Tooting 1948 1971
A Memory of Tooting.
I was born in Balham in 1948 and lived initially in a flat in Trinity Road near the then police station with Mum, Dad and Aunty Edie, and finally in a bay-fronted twenties house on Tooting Bec Road until I left home to go to college.
I suppose my happiest memories are of the early years in Trinity Road attending Holy Trinity Infants school and then Fircroft Juniors. Fircroft was a wonderful place to be if you were interested in music and art. The head teacher was Miss Lewis and she actively encouraged interest in all the arts, especially music. There were teachers who I will remember all my life: Mrs Hughes (who became a family friend), Mr Clayton and Miss Kavey, who were engaged to be married, Miss Lumley who left to go and work on ocean liners and who sent me out to buy cigarettes during class time! My friend was a Cypriot girl, Lefki Georgiades, who came from Cyprus when we were in the second year (age 9). We lost touch when she moved to Wallington and then met briefly again. I wonder what's happened to her now?
I didn't pass the Eleven Plus and so had the choice of going to the brand new Garrett Green or Ensham County Secondary on Franciscan Road. Garrett Green was the popular choice, but some of our parents were worried about a high proportion of girls who had been forced to leave because they were pregnant! In any case there were soon no more places, so Ensham it had to be...
Not a happy time for me, as it was the beginning of the terrible teens and all the problems that go with them. I made a few friends, some that I still have today. But it was a tough school with a lot of girls who couldn't wait to leave and had little time for those of us who wanted to make a good future for ourselves. There were all kinds of teachers - some of them truly inspirational; Miss Thomas, the head of Art taught in a wonderful way, always treating us as mature students and giving us the opportunity to choose what we wanted to do, and also Mrs Salmon, who was an incredibly hardworking Drama teacher.
I remember the Beatles coming to play at Tooting Grenada - I would have loved to go, but knew I wouldn't have been allowed, so didn't ask. But I did go regularly to the Saturday morning session at the Streatham Locarno and spent happy hours dancing to The Contours 'Do you Love Me?' plus the other dance hits of the day.
The big fashion of the early 1960s was to be a Mod, but my boyfriend Mart came from Thornton Heath and was a member of a bikers' gang so I was more interested in the Rockers, the rival faction. We would hang out at places like the Streatham Bowling Alley (which had free entrance), or go to the dance hall over Burton's Tailoring in Streatham High Road, but more often than not we would go and buy a half of beer or shandy in the Manor Arms pub and make it last all night while we sat and talked and huddled together on our favourite bench at the back of the Saloon.
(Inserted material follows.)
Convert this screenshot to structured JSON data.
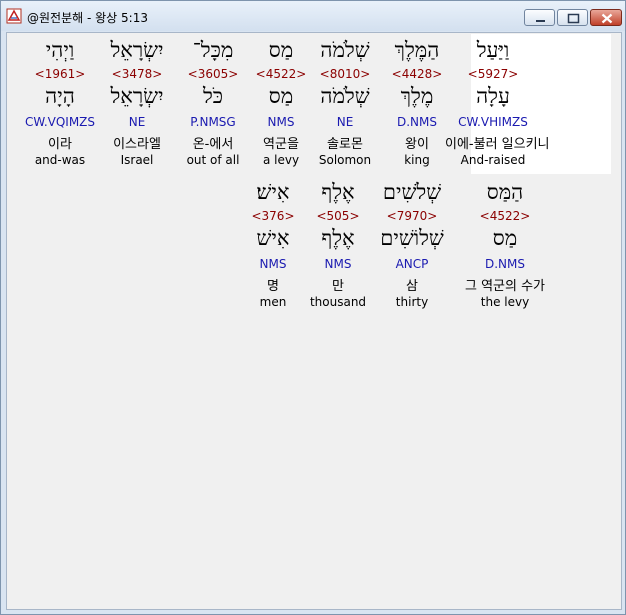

I lived in Tooting with my parents until I was 21, then went up to Birmingham to do a post graduate course, after which I moved away to another part of London to flat-share with a group of people of my own age. My parents and Auntie Edie who had since married, stayed on in Tooting (where they had all been born) until they died. They didn't like the way Tooting had changed and said that it had become scruffy, but the truth of the matter was that I remember Tooting, Balham and many of the other local areas as always being a bit shabby and down at heel - after all they were originally conceived and developed as working class districts when they were tagged on to London.